From beginning to end this is an album that will not only engage your ears, but will also engage your inner being. Trevor mixes reggae style with a rock and roll edge and smoothes it all out with deep, soothing vocals. His music has an undeniable refreshing tone of unity that leaves behind a feeling of inspiration and his sound is somewhere along the lines of Matisyahu, Ben Harper and Michael Franti. He has however found his own voice and it’s one of love, hope and connection.
The first track, “Internal Heights,” is a melting pot of cultures which leads the listener into some island-influenced serenades like “Who You Gonna Turn to” and “The Lime Tree.” If one thing is evident in this album, it’s Trevor Hall’s passion for music and for bringing people together. Not only are the songs rich in sound, but the music enriches your soul.
Growing up in South Carolina, Trevor knew from an early age that he was meant to make music. As a young teen he would come home every day after school and spend time playing guitar and writing songs. After being fortunate enough to attend the Idyllwild School for the Arts in California, Trevor saw how music could bring people together and from there his after-school hobby developed into the beginnings of a full-blown career.

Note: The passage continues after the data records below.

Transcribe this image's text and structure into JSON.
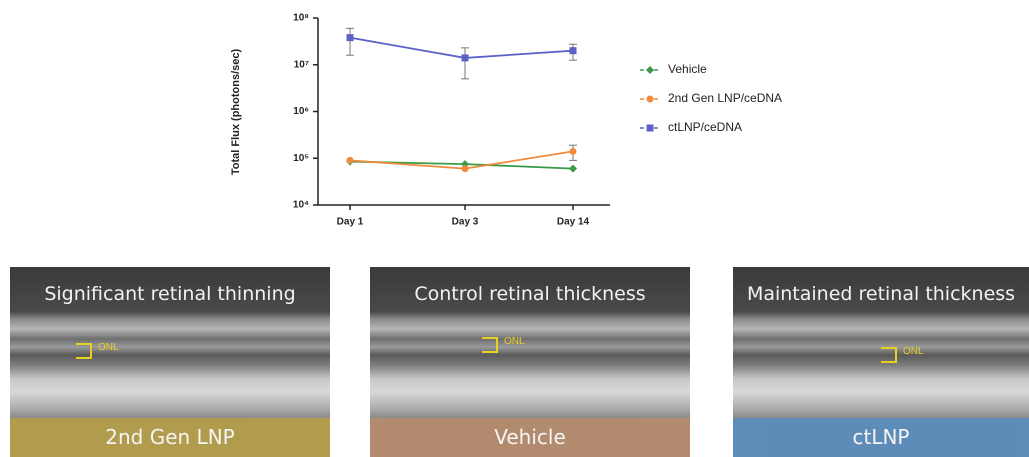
{
  "chart_data": {
    "type": "line",
    "y_label": "Total Flux (photons/sec)",
    "categories": [
      "Day 1",
      "Day 3",
      "Day 14"
    ],
    "log_y": true,
    "ylim": [
      10000,
      100000000
    ],
    "yticks": [
      {
        "value": 10000,
        "label": "10⁴"
      },
      {
        "value": 100000,
        "label": "10⁵"
      },
      {
        "value": 1000000,
        "label": "10⁶"
      },
      {
        "value": 10000000,
        "label": "10⁷"
      },
      {
        "value": 100000000,
        "label": "10⁸"
      }
    ],
    "legend": "right",
    "series": [
      {
        "name": "Vehicle",
        "color": "#3a9a4a",
        "marker": "diamond",
        "values": [
          85000,
          75000,
          60000
        ]
      },
      {
        "name": "2nd Gen LNP/ceDNA",
        "color": "#f08a3c",
        "marker": "circle",
        "values": [
          90000,
          60000,
          140000
        ],
        "errors": [
          null,
          null,
          50000
        ]
      },
      {
        "name": "ctLNP/ceDNA",
        "color": "#5a62c8",
        "marker": "square",
        "values": [
          38000000,
          14000000,
          20000000
        ],
        "errors": [
          22000000,
          9000000,
          7500000
        ]
      }
    ]
  },
  "panels": [
    {
      "caption": "Significant retinal thinning",
      "marker": "ONL",
      "label": "2nd Gen LNP",
      "color": "#b59d48"
    },
    {
      "caption": "Control retinal thickness",
      "marker": "ONL",
      "label": "Vehicle",
      "color": "#b68b6c"
    },
    {
      "caption": "Maintained retinal thickness",
      "marker": "ONL",
      "label": "ctLNP",
      "color": "#5b8dbd"
    }
  ]
}
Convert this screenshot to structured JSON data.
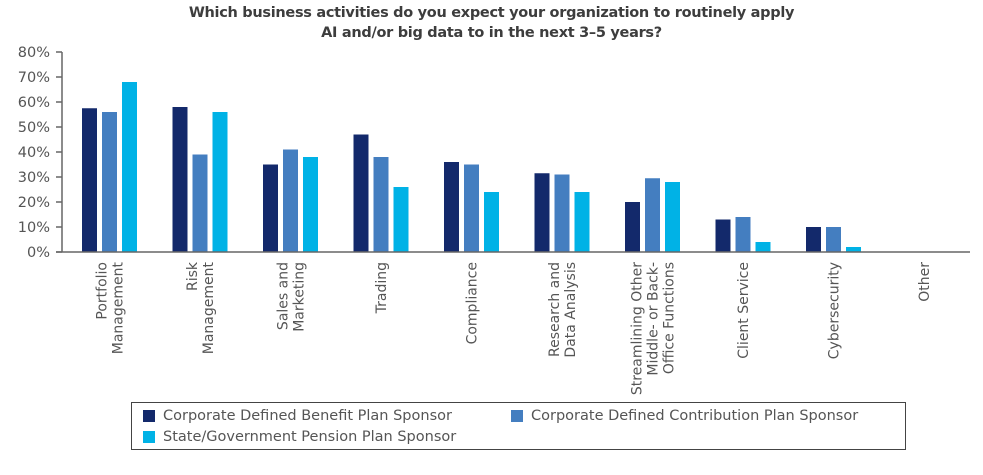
{
  "chart_data": {
    "type": "bar",
    "title": "Which business activities do you expect your organization to routinely apply AI and/or big data to in the next 3–5 years?",
    "title_lines": [
      "Which business activities do you expect your organization to routinely apply",
      "AI and/or big data to in the next 3–5 years?"
    ],
    "xlabel": "",
    "ylabel": "",
    "ylim": [
      0,
      80
    ],
    "y_ticks": [
      0,
      10,
      20,
      30,
      40,
      50,
      60,
      70,
      80
    ],
    "y_tick_labels": [
      "0%",
      "10%",
      "20%",
      "30%",
      "40%",
      "50%",
      "60%",
      "70%",
      "80%"
    ],
    "grid": false,
    "legend_position": "bottom",
    "categories": [
      "Portfolio Management",
      "Risk Management",
      "Sales and Marketing",
      "Trading",
      "Compliance",
      "Research and Data Analysis",
      "Streamlining Other Middle- or Back-Office Functions",
      "Client Service",
      "Cybersecurity",
      "Other"
    ],
    "category_label_lines": [
      [
        "Portfolio",
        "Management"
      ],
      [
        "Risk",
        "Management"
      ],
      [
        "Sales and",
        "Marketing"
      ],
      [
        "Trading"
      ],
      [
        "Compliance"
      ],
      [
        "Research and",
        "Data Analysis"
      ],
      [
        "Streamlining Other",
        "Middle- or Back-",
        "Office Functions"
      ],
      [
        "Client Service"
      ],
      [
        "Cybersecurity"
      ],
      [
        "Other"
      ]
    ],
    "series": [
      {
        "name": "Corporate Defined Benefit Plan Sponsor",
        "color": "#13296b",
        "values": [
          57.5,
          58,
          35,
          47,
          36,
          31.5,
          20,
          13,
          10,
          0
        ]
      },
      {
        "name": "Corporate Defined Contribution Plan Sponsor",
        "color": "#447ec0",
        "values": [
          56,
          39,
          41,
          38,
          35,
          31,
          29.5,
          14,
          10,
          0
        ]
      },
      {
        "name": "State/Government Pension Plan Sponsor",
        "color": "#00b2e6",
        "values": [
          68,
          56,
          38,
          26,
          24,
          24,
          28,
          4,
          2,
          0
        ]
      }
    ]
  }
}
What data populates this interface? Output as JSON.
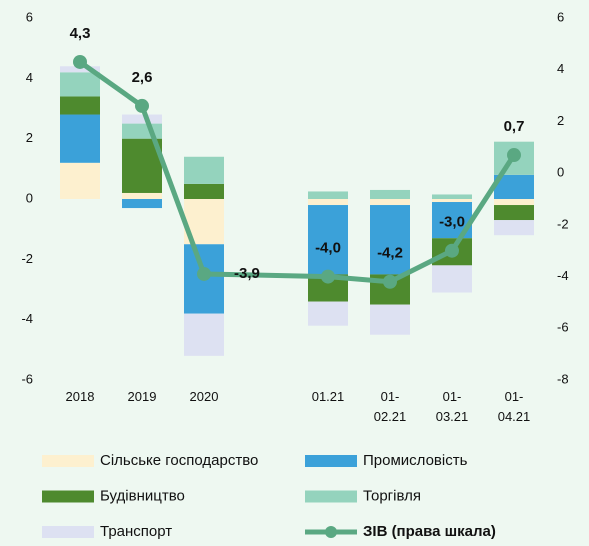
{
  "chart_data": {
    "type": "bar",
    "categories": [
      "2018",
      "2019",
      "2020",
      null,
      "01.21",
      "01-\n02.21",
      "01-\n03.21",
      "01-\n04.21"
    ],
    "ylim": [
      -6,
      6
    ],
    "yticks": [
      -6,
      -4,
      -2,
      0,
      2,
      4,
      6
    ],
    "y2lim": [
      -8,
      6
    ],
    "y2ticks": [
      -8,
      -6,
      -4,
      -2,
      0,
      2,
      4,
      6
    ],
    "series": [
      {
        "name": "Сільське господарство",
        "color": "#fdf0cf",
        "values": [
          1.2,
          0.2,
          -1.5,
          null,
          -0.2,
          -0.2,
          -0.1,
          -0.2
        ]
      },
      {
        "name": "Промисловість",
        "color": "#3ba1d9",
        "values": [
          1.6,
          -0.3,
          -2.3,
          null,
          -2.3,
          -2.3,
          -1.2,
          0.8
        ]
      },
      {
        "name": "Будівництво",
        "color": "#4e8a2e",
        "values": [
          0.6,
          1.8,
          0.5,
          null,
          -0.9,
          -1.0,
          -0.9,
          -0.5
        ]
      },
      {
        "name": "Торгівля",
        "color": "#94d3bd",
        "values": [
          0.8,
          0.5,
          0.9,
          null,
          0.25,
          0.3,
          0.15,
          1.1
        ]
      },
      {
        "name": "Транспорт",
        "color": "#dde1f2",
        "values": [
          0.2,
          0.3,
          -1.4,
          null,
          -0.8,
          -1.0,
          -0.9,
          -0.5
        ]
      },
      {
        "name": "ЗІВ (права шкала)",
        "color": "#5aa882",
        "type": "line",
        "axis": "y2",
        "values": [
          4.3,
          2.6,
          -3.9,
          null,
          -4.0,
          -4.2,
          -3.0,
          0.7
        ],
        "value_labels": [
          "4,3",
          "2,6",
          "-3,9",
          null,
          "-4,0",
          "-4,2",
          "-3,0",
          "0,7"
        ]
      }
    ]
  }
}
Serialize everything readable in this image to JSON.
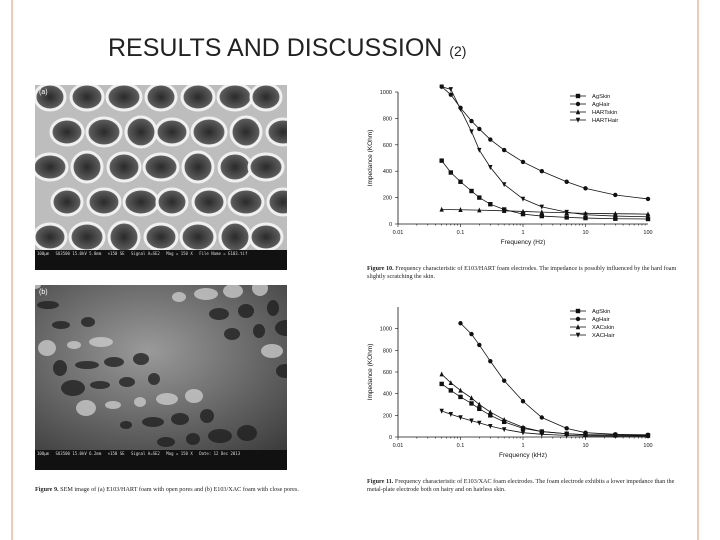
{
  "slide": {
    "title": "RESULTS AND DISCUSSION",
    "title_suffix": "(2)",
    "accent_color": "#f4c9b8"
  },
  "figure9": {
    "panel_a_label": "(a)",
    "panel_b_label": "(b)",
    "panel_a_bar": [
      "100μm",
      "SU3500 15.0kV 5.8mm",
      "×150 SE",
      "Signal A=SE2",
      "Mag = 150 X",
      "File Name = E103.tif"
    ],
    "panel_b_bar": [
      "100μm",
      "SU3500 15.0kV 6.2mm",
      "×150 SE",
      "Signal A=SE2",
      "Mag = 150 X",
      "Date: 12 Dec 2013"
    ],
    "caption_label": "Figure 9.",
    "caption_text": "SEM image of (a) E103/HART foam with open pores and (b) E103/XAC foam with close pores."
  },
  "figure10": {
    "caption_label": "Figure 10.",
    "caption_text": "Frequency characteristic of E103/HART foam electrodes. The impedance is possibly influenced by the hard foam slightly scratching the skin."
  },
  "figure11": {
    "caption_label": "Figure 11.",
    "caption_text": "Frequency characteristic of E103/XAC foam electrodes. The foam electrode exhibits a lower impedance than the metal-plate electrode both on hairy and on hairless skin."
  },
  "chart_data": [
    {
      "type": "line",
      "xlabel": "Frequency (Hz)",
      "ylabel": "Impedance (KOhm)",
      "xscale": "log",
      "xlim": [
        0.01,
        100
      ],
      "ylim": [
        0,
        1000
      ],
      "xticks": [
        "0.01",
        "0.1",
        "1",
        "10",
        "100"
      ],
      "yticks": [
        "0",
        "200",
        "400",
        "600",
        "800",
        "1000"
      ],
      "legend": "top-right",
      "series": [
        {
          "name": "AgSkin",
          "marker": "square",
          "x": [
            0.05,
            0.07,
            0.1,
            0.15,
            0.2,
            0.3,
            0.5,
            1,
            2,
            5,
            10,
            30,
            100
          ],
          "y": [
            480,
            390,
            320,
            250,
            200,
            150,
            110,
            75,
            60,
            50,
            45,
            40,
            38
          ]
        },
        {
          "name": "AgHair",
          "marker": "circle",
          "x": [
            0.05,
            0.07,
            0.1,
            0.15,
            0.2,
            0.3,
            0.5,
            1,
            2,
            5,
            10,
            30,
            100
          ],
          "y": [
            1040,
            980,
            880,
            780,
            720,
            640,
            560,
            470,
            400,
            320,
            270,
            220,
            190
          ]
        },
        {
          "name": "HARTskin",
          "marker": "triangle",
          "x": [
            0.05,
            0.1,
            0.2,
            0.5,
            1,
            2,
            5,
            10,
            30,
            100
          ],
          "y": [
            110,
            108,
            105,
            100,
            95,
            90,
            85,
            80,
            78,
            75
          ]
        },
        {
          "name": "HARTHair",
          "marker": "triangle-down",
          "x": [
            0.05,
            0.07,
            0.1,
            0.15,
            0.2,
            0.3,
            0.5,
            1,
            2,
            5,
            10,
            30,
            100
          ],
          "y": [
            1040,
            1020,
            870,
            700,
            560,
            430,
            300,
            190,
            130,
            90,
            70,
            60,
            55
          ]
        }
      ]
    },
    {
      "type": "line",
      "xlabel": "Frequency (kHz)",
      "ylabel": "Impedance (KOhm)",
      "xscale": "log",
      "xlim": [
        0.01,
        100
      ],
      "ylim": [
        0,
        1200
      ],
      "xticks": [
        "0.01",
        "0.1",
        "1",
        "10",
        "100"
      ],
      "yticks": [
        "0",
        "200",
        "400",
        "600",
        "800",
        "1000"
      ],
      "legend": "top-right",
      "series": [
        {
          "name": "AgSkin",
          "marker": "square",
          "x": [
            0.05,
            0.07,
            0.1,
            0.15,
            0.2,
            0.3,
            0.5,
            1,
            2,
            5,
            10,
            30,
            100
          ],
          "y": [
            490,
            430,
            370,
            310,
            260,
            200,
            140,
            80,
            50,
            30,
            22,
            18,
            15
          ]
        },
        {
          "name": "AgHair",
          "marker": "circle",
          "x": [
            0.1,
            0.15,
            0.2,
            0.3,
            0.5,
            1,
            2,
            5,
            10,
            30,
            100
          ],
          "y": [
            1050,
            950,
            850,
            700,
            520,
            330,
            180,
            80,
            40,
            25,
            20
          ]
        },
        {
          "name": "XACskin",
          "marker": "triangle",
          "x": [
            0.05,
            0.07,
            0.1,
            0.15,
            0.2,
            0.3,
            0.5,
            1,
            2,
            5,
            10,
            30,
            100
          ],
          "y": [
            580,
            500,
            430,
            360,
            300,
            230,
            160,
            90,
            50,
            30,
            20,
            15,
            12
          ]
        },
        {
          "name": "XACHair",
          "marker": "triangle-down",
          "x": [
            0.05,
            0.07,
            0.1,
            0.15,
            0.2,
            0.3,
            0.5,
            1,
            2,
            5,
            10,
            30,
            100
          ],
          "y": [
            240,
            210,
            180,
            150,
            130,
            100,
            70,
            40,
            25,
            15,
            10,
            8,
            6
          ]
        }
      ]
    }
  ]
}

Currently on tour with Matisyahu, Trevor was generous enough to take some time to talk to The Rock and Roll Report.
Q: Your sound is very much that of an “old soul”. Can you tell us about the influences that helped develop your musical style?
A: Ever since my youth, I have been greatly inspired by reggae music. Especially roots reggae that brings the spiritual message. I was so attracted to that one drop rhythm [because] it really resonated with me how anyone could move their feet to it. That was the foundation for me. Now I am really inspired by Indian music and other music from around the world. As for my lyrics, I am greatly inspired by the mystic poets such as Hafiz, Rumi, Kabir, and Rabindranath Tagore.
Q: Did your upbringing and family play a role in the positive and hopeful messages that are typical of your music?
A: My family has always been extremely supportive: they have showered love on me ever since I was born. I believe that a child’s youth shapes their whole lives. They made sure that I had the freedom to express myself through music.
Q: What has been the highlight of your musical career so far?
A: By the grace of the Most High, I have been extremely blessed to play with all types of people. The highlights have not been only playing with people, but forming friendships as well.
Q: You’ve been on the road quite a bit lately, do you have any anecdotes about the people you’ve met or what you’ve experienced?
A: The road is always surprising. You never know who you are going to see or what is going to happen. This time around we had a little funny situation where we ran out of gas in the middle of nowhere in Montana. Within moments my drummer, Chris Steele, flagged down a car of three cowboys and got in the car with them to go get gas. After he left, my bass player, Super Mario, and I wondered if it was the best idea. Wondered if we would ever see him again. Chris returned and we made it to the next gig [laughs].
Q: “Unity” is one of those songs that sounds extremely natural and organic and really has the ability to bring people together. What was the writing process for that song and how was the experience of working with Matisyahu?
A: I’m in the dressing room right now in Illinois [and] just got off stage with Matisyahu singing that song. It is always a blessing sharing the stage with him; I love him greatly and really hope he continues to flourish. “Unity” was written during our last tour together during the time of the Mumbai shootings. There was a Jewish Temple there and the couple inside had died. Matisyahu knew of the people so it really hit a little closer to home. The whole tour we were really discussing and meditating on why people fight and kill in the name of God and religion. It made us so unhappy. Also, there were other things happening on that tour that were related to that situation. The pot kept brewing and brewing until that song came out the last show of the tour.
Q: Where do you feel you are at this point in your musical journey? And where do you see yourself in the near future?
A: I try not to think about the future or where I could be. I am blessed to be playing music every night and doing what I love. Where the Almighty wants me, She shall put me there. I have no fear.
Q: You’ve come really far at a young age, but was there ever a time when you didn’t think you’d make it? Or when you weren’t sure that this was the right path for you?
A: Plenty of times. That even happens now sometimes when I am really tired and burnt out. But those thoughts pass quickly. Music is what I love, but I also believe that it is my service to the world and to others. It is my duty – no matter what happens.
Q: Are there any final thoughts you’d like to leave for your fans and the readers of The Rock and Roll Report?
A: Thank you for taking the time to read this article. I hope the music inspires you in a positive way. Love all, serve all and tell the truth.